Born in Evanston, Ill., in 1921, Whitcomb spent his teen years in Worcester, where his main hobby was aeronautics. He received a scholarship to attend WPI, where he studied mechanical engineering and took advantage of the school's “Aero Option.”

For his senior project, he worked on developing a controlled bomb--a significant innovation at the time. After graduation, he joined the National Advisory Committee for Aeronautics' (NACA) Langley Research Center in Hampton, Va. (which became part of the newly created NASA in 1958). His first assignment was a controlled bomb that had already progressed to the testing stage. "So I got scooped," he told Transformations, WPI’s magazine. "But at least I was working on the right thing--and I was just a college kid!"

In 1951, he set out to learn why airplanes experienced more drag than conventional theory suggested they should when flying at transonic speeds (faster than sound). He conducted a series of tests in the transonic wind tunnel at Langley. While puzzling over the photos from those tests, he made a breakthrough that would fundamentally change the way high-speed aircraft were designed. His discovery led to his formulation of the Area Rule, which says that drag at high speeds is a function of an airplane's total cross-sectional area (essentially, the thickness of the fuselage). Because projections from the fuselage increase a plane's cross section, narrowing the fuselage where the wings and tail assembly attach reduces drag.

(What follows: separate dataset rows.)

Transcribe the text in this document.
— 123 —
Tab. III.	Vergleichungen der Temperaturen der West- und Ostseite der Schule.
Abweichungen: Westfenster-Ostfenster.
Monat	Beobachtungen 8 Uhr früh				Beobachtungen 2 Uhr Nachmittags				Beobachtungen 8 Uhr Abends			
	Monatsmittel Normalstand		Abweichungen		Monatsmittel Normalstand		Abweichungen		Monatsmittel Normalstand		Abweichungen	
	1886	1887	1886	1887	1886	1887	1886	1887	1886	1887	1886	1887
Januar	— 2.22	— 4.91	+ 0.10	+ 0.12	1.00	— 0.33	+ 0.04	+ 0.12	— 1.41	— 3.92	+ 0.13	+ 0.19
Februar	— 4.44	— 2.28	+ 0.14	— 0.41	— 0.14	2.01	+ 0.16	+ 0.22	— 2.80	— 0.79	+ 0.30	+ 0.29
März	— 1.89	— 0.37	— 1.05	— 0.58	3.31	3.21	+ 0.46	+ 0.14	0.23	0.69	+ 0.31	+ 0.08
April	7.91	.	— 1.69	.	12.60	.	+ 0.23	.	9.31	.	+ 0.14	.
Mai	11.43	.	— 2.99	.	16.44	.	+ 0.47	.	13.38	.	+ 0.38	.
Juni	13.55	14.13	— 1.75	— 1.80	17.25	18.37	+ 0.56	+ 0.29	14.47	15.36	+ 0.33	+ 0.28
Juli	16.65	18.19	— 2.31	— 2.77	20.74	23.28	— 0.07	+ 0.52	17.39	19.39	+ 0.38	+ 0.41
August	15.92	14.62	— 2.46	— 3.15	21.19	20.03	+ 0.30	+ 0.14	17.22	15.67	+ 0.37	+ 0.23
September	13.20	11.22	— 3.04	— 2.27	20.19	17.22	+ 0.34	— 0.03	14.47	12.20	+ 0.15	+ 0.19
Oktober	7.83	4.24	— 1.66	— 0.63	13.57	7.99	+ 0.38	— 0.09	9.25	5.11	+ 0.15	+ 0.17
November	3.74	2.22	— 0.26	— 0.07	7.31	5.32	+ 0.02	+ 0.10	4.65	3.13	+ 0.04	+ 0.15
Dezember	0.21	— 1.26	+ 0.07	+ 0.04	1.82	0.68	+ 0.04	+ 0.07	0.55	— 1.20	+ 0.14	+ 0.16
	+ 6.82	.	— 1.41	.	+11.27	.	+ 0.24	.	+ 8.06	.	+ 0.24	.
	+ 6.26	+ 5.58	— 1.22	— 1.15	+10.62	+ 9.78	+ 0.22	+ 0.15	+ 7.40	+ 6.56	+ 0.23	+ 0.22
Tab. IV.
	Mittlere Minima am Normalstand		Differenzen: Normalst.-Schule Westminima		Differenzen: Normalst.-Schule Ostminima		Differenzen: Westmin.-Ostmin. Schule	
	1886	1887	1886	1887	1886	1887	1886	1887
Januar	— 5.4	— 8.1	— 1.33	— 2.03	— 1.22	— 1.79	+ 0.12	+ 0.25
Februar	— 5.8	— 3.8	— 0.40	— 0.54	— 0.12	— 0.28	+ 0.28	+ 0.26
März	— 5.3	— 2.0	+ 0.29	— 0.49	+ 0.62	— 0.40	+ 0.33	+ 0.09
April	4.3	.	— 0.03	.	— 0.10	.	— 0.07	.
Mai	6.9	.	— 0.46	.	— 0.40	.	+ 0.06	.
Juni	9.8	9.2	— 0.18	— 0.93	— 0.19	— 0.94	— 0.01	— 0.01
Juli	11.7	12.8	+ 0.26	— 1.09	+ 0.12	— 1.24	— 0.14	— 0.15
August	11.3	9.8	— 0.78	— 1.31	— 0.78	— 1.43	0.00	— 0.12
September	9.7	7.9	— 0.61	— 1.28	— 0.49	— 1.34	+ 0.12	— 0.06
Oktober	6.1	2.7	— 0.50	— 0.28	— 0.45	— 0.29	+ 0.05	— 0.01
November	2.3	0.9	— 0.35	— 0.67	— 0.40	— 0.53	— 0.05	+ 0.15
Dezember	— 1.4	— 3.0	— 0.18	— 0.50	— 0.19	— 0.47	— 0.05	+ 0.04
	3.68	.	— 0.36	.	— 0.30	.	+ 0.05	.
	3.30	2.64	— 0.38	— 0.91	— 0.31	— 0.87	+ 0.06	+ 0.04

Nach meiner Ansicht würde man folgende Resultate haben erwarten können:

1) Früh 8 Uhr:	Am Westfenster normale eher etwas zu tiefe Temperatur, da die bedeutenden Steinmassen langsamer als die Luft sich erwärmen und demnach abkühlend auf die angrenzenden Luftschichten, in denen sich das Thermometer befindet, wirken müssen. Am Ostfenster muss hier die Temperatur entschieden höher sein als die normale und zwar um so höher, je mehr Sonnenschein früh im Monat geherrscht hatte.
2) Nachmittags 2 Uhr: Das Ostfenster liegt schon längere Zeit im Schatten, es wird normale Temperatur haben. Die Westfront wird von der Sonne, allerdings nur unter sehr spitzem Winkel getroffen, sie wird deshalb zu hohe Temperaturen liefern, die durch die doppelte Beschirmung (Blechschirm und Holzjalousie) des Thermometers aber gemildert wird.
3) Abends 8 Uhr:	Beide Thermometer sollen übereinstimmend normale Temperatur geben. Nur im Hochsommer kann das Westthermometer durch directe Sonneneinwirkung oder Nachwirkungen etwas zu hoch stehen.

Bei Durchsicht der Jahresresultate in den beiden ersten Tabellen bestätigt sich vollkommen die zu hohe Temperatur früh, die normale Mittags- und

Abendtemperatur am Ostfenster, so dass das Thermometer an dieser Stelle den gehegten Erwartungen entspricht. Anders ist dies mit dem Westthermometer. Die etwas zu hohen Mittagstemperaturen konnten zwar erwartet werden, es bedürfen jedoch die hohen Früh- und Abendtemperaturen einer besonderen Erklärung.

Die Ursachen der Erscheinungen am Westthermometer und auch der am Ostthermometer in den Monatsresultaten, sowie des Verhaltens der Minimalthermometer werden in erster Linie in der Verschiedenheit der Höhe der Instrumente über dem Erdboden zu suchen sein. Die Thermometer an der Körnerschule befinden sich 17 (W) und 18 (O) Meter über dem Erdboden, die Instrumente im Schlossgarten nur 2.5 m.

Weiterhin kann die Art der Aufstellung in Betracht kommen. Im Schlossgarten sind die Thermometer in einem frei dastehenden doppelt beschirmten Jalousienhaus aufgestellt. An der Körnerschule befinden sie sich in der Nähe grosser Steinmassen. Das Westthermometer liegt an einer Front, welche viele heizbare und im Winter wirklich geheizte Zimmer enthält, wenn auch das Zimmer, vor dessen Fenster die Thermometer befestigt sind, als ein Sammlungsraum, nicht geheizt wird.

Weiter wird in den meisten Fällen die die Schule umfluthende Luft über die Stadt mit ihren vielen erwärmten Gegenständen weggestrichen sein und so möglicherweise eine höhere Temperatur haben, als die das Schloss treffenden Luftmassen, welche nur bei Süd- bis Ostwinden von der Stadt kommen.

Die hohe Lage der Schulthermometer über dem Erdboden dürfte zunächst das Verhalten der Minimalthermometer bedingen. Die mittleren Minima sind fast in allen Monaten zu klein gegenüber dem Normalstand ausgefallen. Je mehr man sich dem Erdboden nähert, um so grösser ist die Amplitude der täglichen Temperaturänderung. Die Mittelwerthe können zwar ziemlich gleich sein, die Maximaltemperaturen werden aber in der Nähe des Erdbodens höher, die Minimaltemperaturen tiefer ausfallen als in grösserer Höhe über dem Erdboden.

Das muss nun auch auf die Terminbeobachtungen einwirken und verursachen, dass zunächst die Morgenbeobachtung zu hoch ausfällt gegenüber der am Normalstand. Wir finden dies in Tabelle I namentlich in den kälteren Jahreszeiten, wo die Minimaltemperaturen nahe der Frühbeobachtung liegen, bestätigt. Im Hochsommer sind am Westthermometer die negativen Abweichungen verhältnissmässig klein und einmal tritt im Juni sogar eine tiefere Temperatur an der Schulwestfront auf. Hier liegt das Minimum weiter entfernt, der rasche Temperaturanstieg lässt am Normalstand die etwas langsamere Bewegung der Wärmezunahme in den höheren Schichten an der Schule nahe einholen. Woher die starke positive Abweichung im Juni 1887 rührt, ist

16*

He tested a model with a pinched-waist design and found that it behaved exactly as he predicted; the model is now in the Smithsonian's National Air and Space Museum. The idea was soon tested for the first time on a real plane: the Convair YF-102, a new delta-winged jet fighter that had not performed well at transonic speeds. The plane was lengthened and given the now-famous "Coke-bottle" fuselage; in the words of a test pilot, the redesigned plane "slipped right past the sound barrier and kept on going."

The area rule has been applied to virtually every supersonic aircraft designed since the 1950s. In 1954, the achievement earned Whitcomb the prestigious Collier Trophy, given annually for the most important aeronautical advance of the year.

Whitcomb also developed the supercritical wing, which has a blunted leading edge, a flattened top, and a trailing edge that curves downward. By delaying the onset of shock waves that appear on the upper portions of wings at high speeds, the design enables military aircraft and commercial jetliners to fly faster and more efficiently. Winglets, another Whitcomb invention, are airfoils that extend at an angle from the ends of wings. By reducing wingtip vortices that can cause drag and decrease lift, they produce greater fuel efficiency. Today, many airliners and private jets sport winglets.

"The First Flight Society is proud to honor Richard Whitcomb, a man who literally changed the shape of the airplane and altered the course of the history of flight in the process," said Bill Harris, president of the First Flight Society.

Whitcomb, who retired from NASA Langley in 1980, has also received the Air Force Exceptional Service Medal, the NACA Distinguished Service Medal , the NASA Scientific Achievement Medal, and the National Medal of Science. He was inducted into the Nationl Inventors Hall of Fame in 2003. WPI bestowed an honorary doctorate in engineering upon Whitcomb in 1956. In 2003, it awarded him the WPI Presidential Medal as part of the university’s celebration of the 100th anniversary of powered flight.